L'article Porsche propose une logique de réduction par paliers : prioriser une dernière fois, traiter un petit nombre de défauts par sprint, et définir un nouveau zéro temporaire. L'important est que cette phase reste une transition, pas une nouvelle forme normale de backlog.
Une méthode très efficace consiste à passer par le support.
Chaque semaine, le support liste le top 3 des retours clients liés à des bugs.
Ce top 3 devient le top 3 bugs à traiter.
La semaine suivante, si un, deux ou trois bugs ont été traités, le support propose les suivants.
On avance par Pareto. On traite d'abord ce qui revient le plus souvent, ce qui fait le plus mal, ce qui génère le plus de charge support. On ne commence pas par reprioriser cent tickets. On traite les irritants qui encombrent réellement l'organisation.
Cette méthode a un double avantage.
D'abord, elle réduit la douleur client visible.
Ensuite, elle désengorge le support.
Le support voit que ses retours servent à quelque chose. L'équipe produit traite les problèmes qui reviennent vraiment. Les développeurs ne se dispersent pas dans une liste abstraite. La direction voit des irritants disparaître.
Pour sortir d'un stock de bugs, il ne faut pas commencer par tout reprioriser.
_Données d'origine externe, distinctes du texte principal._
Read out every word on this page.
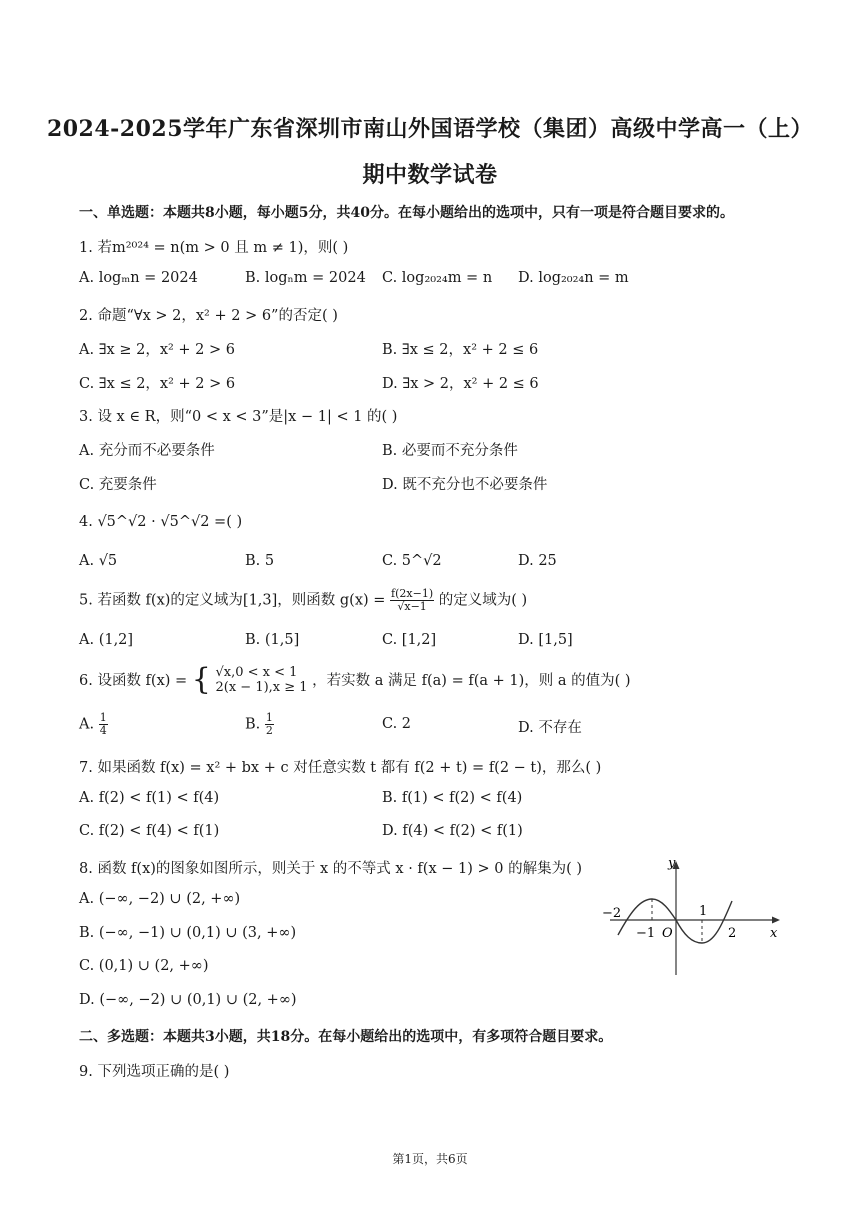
2024-2025学年广东省深圳市南山外国语学校（集团）高级中学高一（上）
期中数学试卷
一、单选题：本题共8小题，每小题5分，共40分。在每小题给出的选项中，只有一项是符合题目要求的。
1. 若m²⁰²⁴ = n(m > 0 且 m ≠ 1)，则( )
A. logₘn = 2024	B. logₙm = 2024 C. log₂₀₂₄m = n D. log₂₀₂₄n = m
2. 命题“∀x > 2，x² + 2 > 6”的否定( )
A. ∃x ≥ 2，x² + 2 > 6	B. ∃x ≤ 2，x² + 2 ≤ 6
C. ∃x ≤ 2，x² + 2 > 6	D. ∃x > 2，x² + 2 ≤ 6
3. 设 x ∈ R，则“0 < x < 3”是|x − 1| < 1 的( )
A. 充分而不必要条件	B. 必要而不充分条件
C. 充要条件	D. 既不充分也不必要条件
4. √5^√2 · √5^√2 =( )
A. √5	B. 5	C. 5^√2	D. 25
5. 若函数 f(x)的定义域为[1,3]，则函数 $g(x) = \frac{f(2x-1)}{√x-1}$ 的定义域为( )
A. (1,2]	B. (1,5]	C. [1,2]	D. [1,5]
6. 设函数 f(x) = { √x,0 < x < 1
2(x − 1),x ≥ 1 ，若实数 a 满足 f(a) = f(a + 1)，则 a 的值为( )
A. $\frac{1}{4}$	B. $\frac{1}{2}$	C. 2	D. 不存在
7. 如果函数 f(x) = x² + bx + c 对任意实数 t 都有 f(2 + t) = f(2 − t)，那么( )
A. f(2) < f(1) < f(4)	B. f(1) < f(2) < f(4)
C. f(2) < f(4) < f(1)	D. f(4) < f(2) < f(1)
8. 函数 f(x)的图象如图所示，则关于 x 的不等式 x · f(x − 1) > 0 的解集为( )
A. (−∞, −2) ∪ (2, +∞)
B. (−∞, −1) ∪ (0,1) ∪ (3, +∞)
C. (0,1) ∪ (2, +∞)
D. (−∞, −2) ∪ (0,1) ∪ (2, +∞)
y
x
O
−2
−1
1
2
二、多选题：本题共3小题，共18分。在每小题给出的选项中，有多项符合题目要求。
9. 下列选项正确的是( )
第1页，共6页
Il faut traiter ce qui revient le plus souvent et fait le plus mal.
Les métriques utiles, sans obsession administrative
Il ne s'agit pas de supprimer toute mesure.
Certaines métriques sont utiles :
- le rework ;
- le cycle time ;
- les régressions ;
- les défauts trouvés avant production ;
- les défauts trouvés en production ;
- la charge support liée à certains bugs.
Ces mesures peuvent éclairer la qualité. Elles permettent de voir si l'équipe refait trop souvent son travail, si certains flux cassent régulièrement, si une zone du produit génère trop de support, si les défauts sont détectés trop tard.
Mais la métrique doit rester un outil.
Si l'équipe passe plus de temps à qualifier les défauts qu'à améliorer le système, elle recrée le problème qu'elle voulait résoudre. On remplace alors le backlog de bugs par un backlog de catégories.
La finalité n'est pas de tout mesurer. La finalité est de réduire la douleur et d'améliorer le flux.
Conclusion
Une politique zéro bug ne rend pas le logiciel magique.
Elle rend seulement impossible de cacher les défauts connus derrière un backlog.
Elle oblige à décider. Elle rend la qualité visible. Elle empêche les bugs de devenir un stock administratif. Elle force l'organisation à choisir : corriger, refuser, ou requalifier comme autre chose.
C'est radical, mais c'est précisément ce qui rend l'approche utile.
Tant qu'un bug peut dormir dans un backlog pendant six mois, personne n'est vraiment responsable de la décision. Une politique zéro bug remet cette responsabilité au centre.
Mais elle ne suffit pas.
Si l'équipe corrige vite sans changer la manière dont elle livre, elle restera dans une boucle de réparation. Le vrai sujet suivant est donc la prévention : responsabilité des développeurs, spécifications claires, TDD, QA, automatisation, legacy futur.
Autrement dit : une politique zéro bug traite le stock. La qualité de livraison empêche de le recréer.